Term | Definition | Example |
|---|---|---|
Population | Entire group of interest | All employees at a firm |
Sample | Subset of the population | 12 employees from the firm |
Parameter | Numerical summary of a population | Average salary of all employees |
Statistic | Numerical summary of a sample | Average salary of 12 employees |
Types of Data
Qualitative vs. Quantitative Data
Data can be categorized based on their nature and the way they are measured. Understanding these types is essential for selecting appropriate statistical methods.
Qualitative Data: Data that are qualities or categories (e.g., favorite color, eye color).
Quantitative Data: Data that are numerical and can be measured.
Discrete Data: Quantitative data that can be counted and have distinct values (e.g., number of students in a classroom, dice roll outcomes).
Continuous Data: Quantitative data that can take any value within a range (e.g., time, temperature).
Type | Description | Examples |
|---|---|---|
Qualitative | Non-numerical, categorical | Favorite color, eye color |
Quantitative (Discrete) | Countable, distinct values | Dice roll, number of students |
Quantitative (Continuous) | Measurable, any value in range | Time, temperature |
Example: The nationalities of 10 people on a plane are qualitative data. The distances people walk each day, measured by GPS, are quantitative, continuous data.
Intro to Collecting Data
Methods of Data Collection
There are two main ways to collect data: experiments and observational studies. The method chosen affects the conclusions that can be drawn, especially regarding causation.
Experiment: Apply a treatment and measure its effects; allows for causation to be inferred.
Observational Study: Observe characteristics without changing anything; does not allow for causation to be inferred.
Example: Testing a medication by giving it to some subjects and a placebo to others is an experiment (can infer causation). Surveying students about their sleep habits is an observational study (cannot infer causation).
Sampling and Simple Random Sampling
Sampling Methods
Sampling is the process of selecting a smaller group (sample) from a larger group (population). The goal is to obtain a sample that accurately represents the population.
Representative Sample: A sample made up of equal proportions of characteristics as the original population.
Simple Random Sampling (SRS): Each subject has an equal chance of being selected; each possible group is equally likely.

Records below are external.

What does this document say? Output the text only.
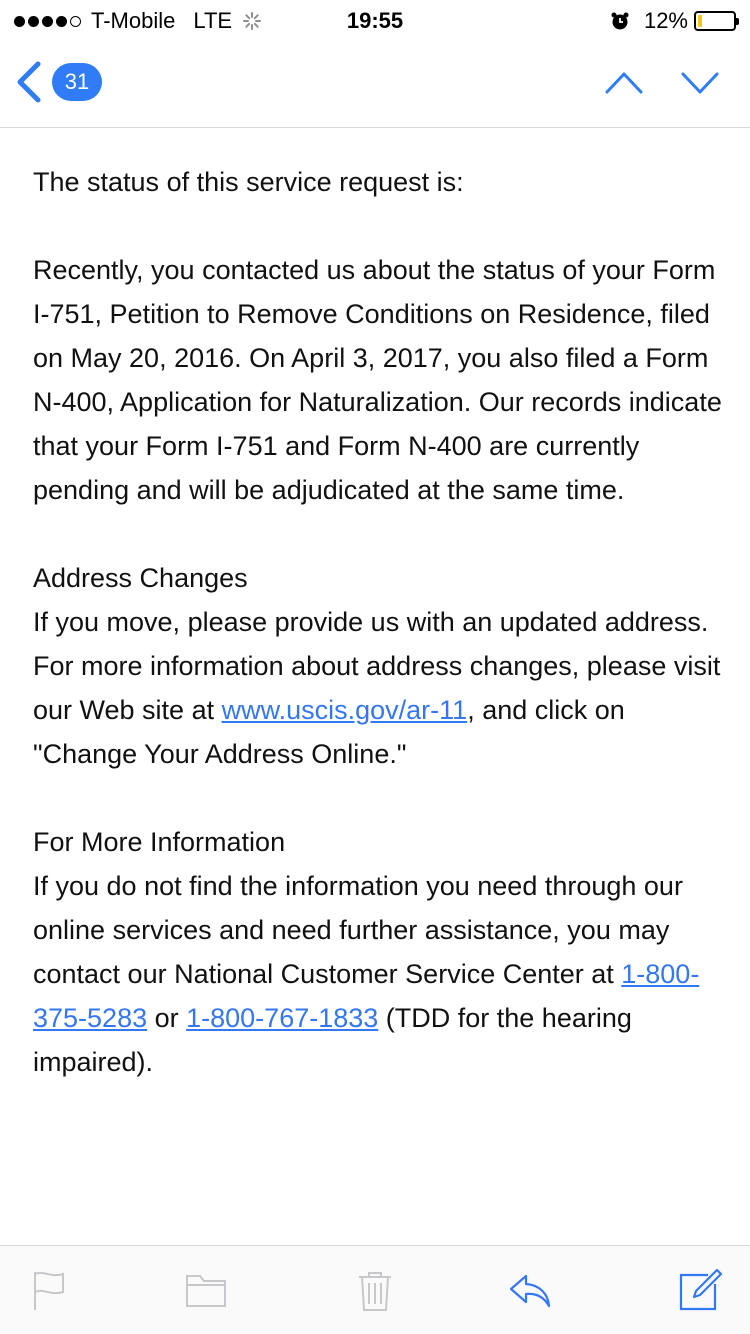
T-Mobile LTE	19:55	12%
31

The status of this service request is:

Recently, you contacted us about the status of your Form I-751, Petition to Remove Conditions on Residence, filed on May 20, 2016. On April 3, 2017, you also filed a Form N-400, Application for Naturalization. Our records indicate that your Form I-751 and Form N-400 are currently pending and will be adjudicated at the same time.

Address Changes
If you move, please provide us with an updated address. For more information about address changes, please visit our Web site at www.uscis.gov/ar-11, and click on "Change Your Address Online."

For More Information
If you do not find the information you need through our online services and need further assistance, you may contact our National Customer Service Center at 1-800-375-5283 or 1-800-767-1833 (TDD for the hearing impaired).
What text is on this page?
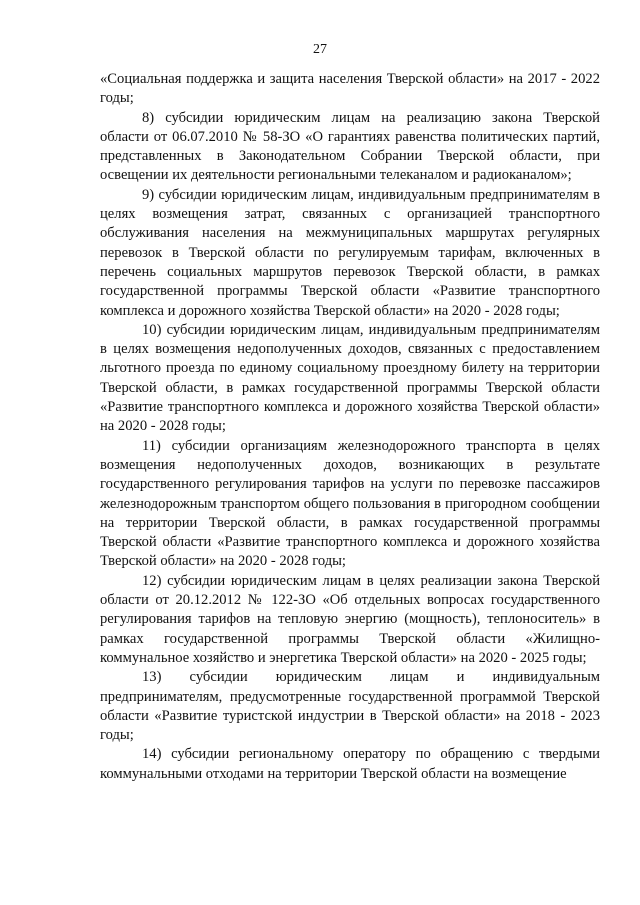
27

«Социальная поддержка и защита населения Тверской области» на 2017 - 2022 годы;

8) субсидии юридическим лицам на реализацию закона Тверской области от 06.07.2010 № 58-ЗО «О гарантиях равенства политических партий, представленных в Законодательном Собрании Тверской области, при освещении их деятельности региональными телеканалом и радиоканалом»;

9) субсидии юридическим лицам, индивидуальным предпринимателям в целях возмещения затрат, связанных с организацией транспортного обслуживания населения на межмуниципальных маршрутах регулярных перевозок в Тверской области по регулируемым тарифам, включенных в перечень социальных маршрутов перевозок Тверской области, в рамках государственной программы Тверской области «Развитие транспортного комплекса и дорожного хозяйства Тверской области» на 2020 - 2028 годы;

10) субсидии юридическим лицам, индивидуальным предпринимателям в целях возмещения недополученных доходов, связанных с предоставлением льготного проезда по единому социальному проездному билету на территории Тверской области, в рамках государственной программы Тверской области «Развитие транспортного комплекса и дорожного хозяйства Тверской области» на 2020 - 2028 годы;

11) субсидии организациям железнодорожного транспорта в целях возмещения недополученных доходов, возникающих в результате государственного регулирования тарифов на услуги по перевозке пассажиров железнодорожным транспортом общего пользования в пригородном сообщении на территории Тверской области, в рамках государственной программы Тверской области «Развитие транспортного комплекса и дорожного хозяйства Тверской области» на 2020 - 2028 годы;

12) субсидии юридическим лицам в целях реализации закона Тверской области от 20.12.2012 № 122-ЗО «Об отдельных вопросах государственного регулирования тарифов на тепловую энергию (мощность), теплоноситель» в рамках государственной программы Тверской области «Жилищно-коммунальное хозяйство и энергетика Тверской области» на 2020 - 2025 годы;

13) субсидии юридическим лицам и индивидуальным предпринимателям, предусмотренные государственной программой Тверской области «Развитие туристской индустрии в Тверской области» на 2018 - 2023 годы;

14) субсидии региональному оператору по обращению с твердыми коммунальными отходами на территории Тверской области на возмещение
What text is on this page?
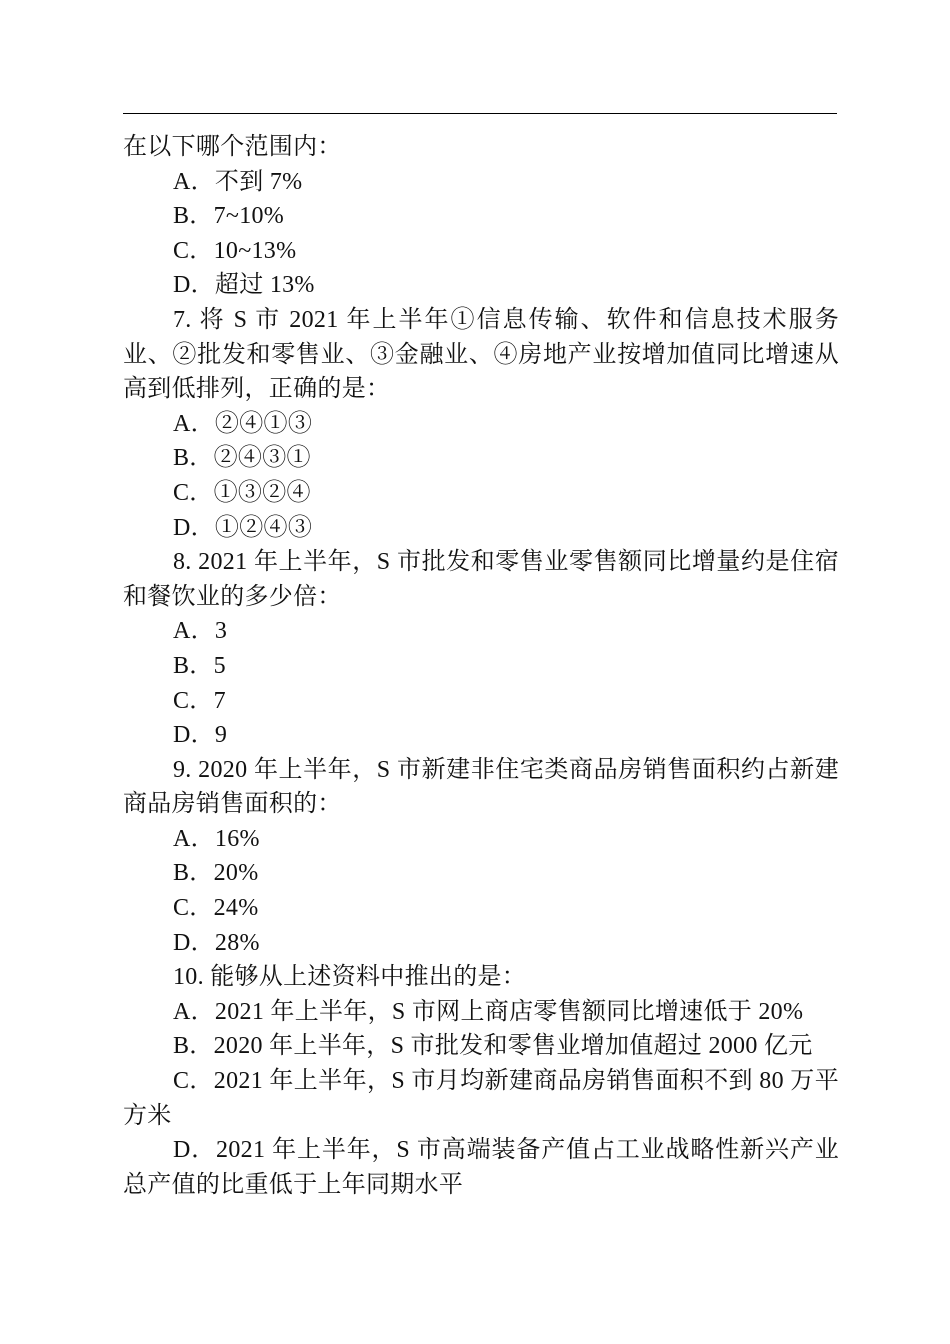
在以下哪个范围内：

A．不到 7%

B．7~10%

C．10~13%

D．超过 13%

7. 将 S 市 2021 年上半年①信息传输、软件和信息技术服务业、②批发和零售业、③金融业、④房地产业按增加值同比增速从高到低排列，正确的是：

A．②④①③

B．②④③①

C．①③②④

D．①②④③

8. 2021 年上半年，S 市批发和零售业零售额同比增量约是住宿和餐饮业的多少倍：

A．3

B．5

C．7

D．9

9. 2020 年上半年，S 市新建非住宅类商品房销售面积约占新建商品房销售面积的：

A．16%

B．20%

C．24%

D．28%

10. 能够从上述资料中推出的是：

A．2021 年上半年，S 市网上商店零售额同比增速低于 20%

B．2020 年上半年，S 市批发和零售业增加值超过 2000 亿元

C．2021 年上半年，S 市月均新建商品房销售面积不到 80 万平方米

D．2021 年上半年，S 市高端装备产值占工业战略性新兴产业总产值的比重低于上年同期水平
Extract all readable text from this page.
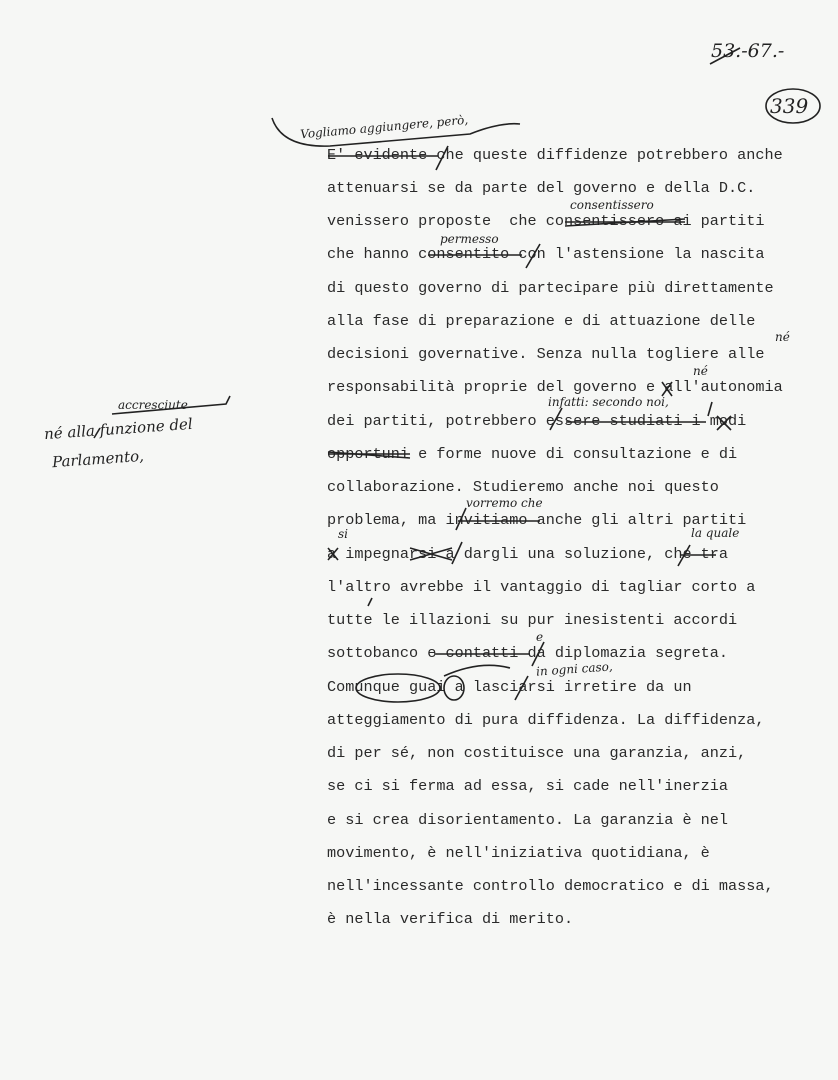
53.-67.-
339
Vogliamo aggiungere, però,
consentissero
permesso
né
né
infatti: secondo noi,
vorremo che
si	la quale
e
in ogni caso,
accresciute
né alla funzione del
Parlamento,
E' evidente che queste diffidenze potrebbero anche
attenuarsi se da parte del governo e della D.C.
venissero proposte  che consentissero ai partiti
che hanno consentito con l'astensione la nascita
di questo governo di partecipare più direttamente
alla fase di preparazione e di attuazione delle
decisioni governative. Senza nulla togliere alle
responsabilità proprie del governo e all'autonomia
dei partiti, potrebbero essere studiati i modi
opportuni e forme nuove di consultazione e di
collaborazione. Studieremo anche noi questo
problema, ma invitiamo anche gli altri partiti
a impegnarsi a dargli una soluzione, che tra
l'altro avrebbe il vantaggio di tagliar corto a
tutte le illazioni su pur inesistenti accordi
sottobanco e contatti da diplomazia segreta.
Comunque guai a lasciarsi irretire da un
atteggiamento di pura diffidenza. La diffidenza,
di per sé, non costituisce una garanzia, anzi,
se ci si ferma ad essa, si cade nell'inerzia
e si crea disorientamento. La garanzia è nel
movimento, è nell'iniziativa quotidiana, è
nell'incessante controllo democratico e di massa,
è nella verifica di merito.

Sampling Method | Description | Example |
|---|---|---|
Representative Sample | Reflects the population's characteristics | 60% undergraduates, 40% graduates in both sample and population |
Simple Random Sample | Each member has equal chance | Randomly selecting 5 out of 20 students |
Example: Drawing 3 marbles from a bag with 2 red and 4 blue marbles, and all selected are blue, is not a representative sample.
Summary Table: Key Terms and Concepts
Term | Definition |
|---|---|
Population | Entire group of interest |
Sample | Subset of the population |
Parameter | Numerical summary of a population |
Statistic | Numerical summary of a sample |
Qualitative Data | Non-numerical, categorical data |
Quantitative Data | Numerical data (discrete or continuous) |
Experiment | Applies treatment, can infer causation |
Observational Study | No treatment, cannot infer causation |
Representative Sample | Sample reflects population's characteristics |
Simple Random Sample | Each member has equal chance of selection |
Additional Info
These concepts are foundational for statistics and are often prerequisites for understanding data analysis in scientific research, including chemistry, biology, and social sciences.
While not specific to General Chemistry, statistical literacy is essential for interpreting experimental results and designing scientific studies.